Los otros tres grupos poseen 24, un par adicional. Esto podría parecer contradictorio dado
el hecho de que, por ejemplo, los chimpancés y humanos compartimos el 98% de nuestro
ADN. O sea, sólo el 2% nos hace ser diferentes. Matt Ridley, en su libro Genome , lo
expresó así: "We are, to a ninety-eight per cent approximation, chimpanzees, and they are,
with ninety eight per cent confidence limits, human beings". Compartimos, de forma similar,
el 97% de nuestro ADN con los gorilas.
¿Cómo es esto posible? ¿Como podemos tener un 98% de homología (parecido genético)

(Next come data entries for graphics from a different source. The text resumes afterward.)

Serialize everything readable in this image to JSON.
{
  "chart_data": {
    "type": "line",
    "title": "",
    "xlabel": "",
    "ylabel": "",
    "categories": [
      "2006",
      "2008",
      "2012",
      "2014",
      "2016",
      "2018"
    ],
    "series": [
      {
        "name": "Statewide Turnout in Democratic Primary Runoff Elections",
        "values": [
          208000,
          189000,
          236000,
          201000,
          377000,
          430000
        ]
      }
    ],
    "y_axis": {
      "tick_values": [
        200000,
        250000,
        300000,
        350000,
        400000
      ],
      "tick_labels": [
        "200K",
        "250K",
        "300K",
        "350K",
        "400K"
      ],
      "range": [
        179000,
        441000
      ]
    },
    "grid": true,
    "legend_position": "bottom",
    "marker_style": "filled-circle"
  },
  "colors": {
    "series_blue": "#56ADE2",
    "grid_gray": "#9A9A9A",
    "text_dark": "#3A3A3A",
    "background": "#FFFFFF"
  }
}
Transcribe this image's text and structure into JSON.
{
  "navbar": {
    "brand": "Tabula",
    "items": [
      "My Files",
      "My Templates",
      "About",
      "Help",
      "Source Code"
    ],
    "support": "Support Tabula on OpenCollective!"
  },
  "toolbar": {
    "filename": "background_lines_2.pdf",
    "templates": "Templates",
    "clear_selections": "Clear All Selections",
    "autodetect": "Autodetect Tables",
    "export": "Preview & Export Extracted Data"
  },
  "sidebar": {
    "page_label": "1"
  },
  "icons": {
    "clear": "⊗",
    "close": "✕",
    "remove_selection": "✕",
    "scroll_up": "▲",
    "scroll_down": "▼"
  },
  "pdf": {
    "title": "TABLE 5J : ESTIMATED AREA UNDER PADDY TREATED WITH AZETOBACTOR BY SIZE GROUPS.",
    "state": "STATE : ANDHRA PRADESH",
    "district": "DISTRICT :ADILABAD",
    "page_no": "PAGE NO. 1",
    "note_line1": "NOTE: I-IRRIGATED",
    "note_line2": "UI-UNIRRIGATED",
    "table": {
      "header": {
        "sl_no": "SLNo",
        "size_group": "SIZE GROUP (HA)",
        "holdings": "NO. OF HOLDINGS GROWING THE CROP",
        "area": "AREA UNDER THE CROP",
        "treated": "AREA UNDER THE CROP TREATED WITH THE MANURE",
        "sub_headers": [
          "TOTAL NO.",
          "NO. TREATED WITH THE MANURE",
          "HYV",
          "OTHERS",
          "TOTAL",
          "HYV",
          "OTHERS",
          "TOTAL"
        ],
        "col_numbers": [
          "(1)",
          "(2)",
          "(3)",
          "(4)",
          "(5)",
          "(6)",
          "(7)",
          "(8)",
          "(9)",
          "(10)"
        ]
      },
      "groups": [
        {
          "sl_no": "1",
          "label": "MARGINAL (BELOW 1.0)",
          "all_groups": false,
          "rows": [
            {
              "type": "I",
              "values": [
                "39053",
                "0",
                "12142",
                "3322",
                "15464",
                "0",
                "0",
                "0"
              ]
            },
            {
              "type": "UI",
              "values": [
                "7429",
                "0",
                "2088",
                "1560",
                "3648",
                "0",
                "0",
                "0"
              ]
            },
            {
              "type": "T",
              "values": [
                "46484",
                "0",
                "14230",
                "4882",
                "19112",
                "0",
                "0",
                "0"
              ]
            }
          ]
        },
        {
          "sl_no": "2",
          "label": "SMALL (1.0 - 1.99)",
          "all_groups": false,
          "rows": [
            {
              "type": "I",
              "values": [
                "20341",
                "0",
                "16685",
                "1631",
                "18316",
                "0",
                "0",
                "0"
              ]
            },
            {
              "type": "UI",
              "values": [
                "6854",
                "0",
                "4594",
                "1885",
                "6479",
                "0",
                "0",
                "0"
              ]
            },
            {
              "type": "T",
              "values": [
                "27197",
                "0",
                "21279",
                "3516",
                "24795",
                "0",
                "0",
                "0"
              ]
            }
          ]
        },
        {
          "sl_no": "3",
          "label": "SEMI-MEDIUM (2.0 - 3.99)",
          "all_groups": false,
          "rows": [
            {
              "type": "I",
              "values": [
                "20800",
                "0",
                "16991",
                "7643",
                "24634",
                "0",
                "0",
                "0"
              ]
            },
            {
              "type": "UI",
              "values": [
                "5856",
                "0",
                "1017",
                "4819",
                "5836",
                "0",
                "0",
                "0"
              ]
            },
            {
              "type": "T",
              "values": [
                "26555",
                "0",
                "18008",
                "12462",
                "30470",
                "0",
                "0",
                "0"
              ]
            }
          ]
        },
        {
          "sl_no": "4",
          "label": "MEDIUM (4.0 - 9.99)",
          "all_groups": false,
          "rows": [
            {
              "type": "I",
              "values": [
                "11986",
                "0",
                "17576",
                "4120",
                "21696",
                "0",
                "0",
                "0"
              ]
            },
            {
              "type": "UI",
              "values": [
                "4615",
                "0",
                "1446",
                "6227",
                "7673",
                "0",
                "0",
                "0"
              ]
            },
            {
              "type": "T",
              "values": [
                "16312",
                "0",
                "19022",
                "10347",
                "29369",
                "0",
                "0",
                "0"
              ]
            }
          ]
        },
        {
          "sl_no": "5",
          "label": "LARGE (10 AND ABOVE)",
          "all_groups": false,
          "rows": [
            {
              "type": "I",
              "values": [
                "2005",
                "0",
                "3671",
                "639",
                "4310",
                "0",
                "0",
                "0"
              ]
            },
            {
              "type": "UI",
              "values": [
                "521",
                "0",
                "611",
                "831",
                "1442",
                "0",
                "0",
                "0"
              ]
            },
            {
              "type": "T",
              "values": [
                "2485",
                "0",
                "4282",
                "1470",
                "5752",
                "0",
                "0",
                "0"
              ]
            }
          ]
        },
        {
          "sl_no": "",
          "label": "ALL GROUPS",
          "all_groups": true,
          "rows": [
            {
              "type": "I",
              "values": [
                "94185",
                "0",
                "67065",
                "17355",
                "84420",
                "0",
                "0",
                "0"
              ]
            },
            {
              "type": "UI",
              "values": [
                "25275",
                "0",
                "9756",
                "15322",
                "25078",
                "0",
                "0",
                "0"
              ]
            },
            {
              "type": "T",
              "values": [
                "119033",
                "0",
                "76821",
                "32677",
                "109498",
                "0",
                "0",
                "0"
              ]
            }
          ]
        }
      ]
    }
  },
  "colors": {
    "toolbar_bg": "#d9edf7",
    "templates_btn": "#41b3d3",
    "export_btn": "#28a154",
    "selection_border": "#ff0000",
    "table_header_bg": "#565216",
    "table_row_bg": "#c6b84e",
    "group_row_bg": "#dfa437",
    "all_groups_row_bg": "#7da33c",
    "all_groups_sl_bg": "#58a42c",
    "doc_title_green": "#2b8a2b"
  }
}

con los chimpancés si ellos tienen todo un par de cromosomas adicional? La respuesta la
encontramos al comparar la secuencia del cromosoma 2 con la del par adicional: son
prácticamente idénticas. La razón es que nuestro cromosoma 2 es el resultado de una fusión
de dos cromosomas que permanecen separados en los demás simios (denominados
cromosoma 2A y 2B).
Hay algo más. Los cromososomas tienen una región conocida como centrómero. Estas son
necesarias para los procesos de división celular pues permiten que los cromosomas
duplicados sean distribuidos debidamente a las células hijas. Existe un centrómero por
cromosoma. La excepción, nuevamente, es el cromosoma 2. Obviamente si éste es el
resultado de otros dos que se fundieron, deberíamos encontrar ahora no uno sin dos
centrómeros. Véalos en la figura anterior, representados por las cajitas azules. Al analizar el
ADN humano allí están, efectivamente: dos centrómeros donde debería haber uno. En
realidad uno ha acumulado tantas mutaciones que se ha convertido en un vestigio sin
función.
Banda tras banda, claras y oscuras, son prácticamente idénticas entre humanos y
chimpancés, nuestros primos más cercanos en el árbol evolutivo. Al comparar este
cromosoma con los de otros organismos, encontramos fragmentos del mismo regados en el
ADN de gatos, ratas y otros evolutivamente más distantes de nosotros.
Claro que la evolución no depende de esta sola evidencia. El registro fósil, el análisis de
ADN, los patrones en el desarrollo de los fetos, y el cúmulo de chatarra genética que
tenemos en nuestras células, entre otras cosas, demuestran con contundencia que somos
productos del proceso de la evolución.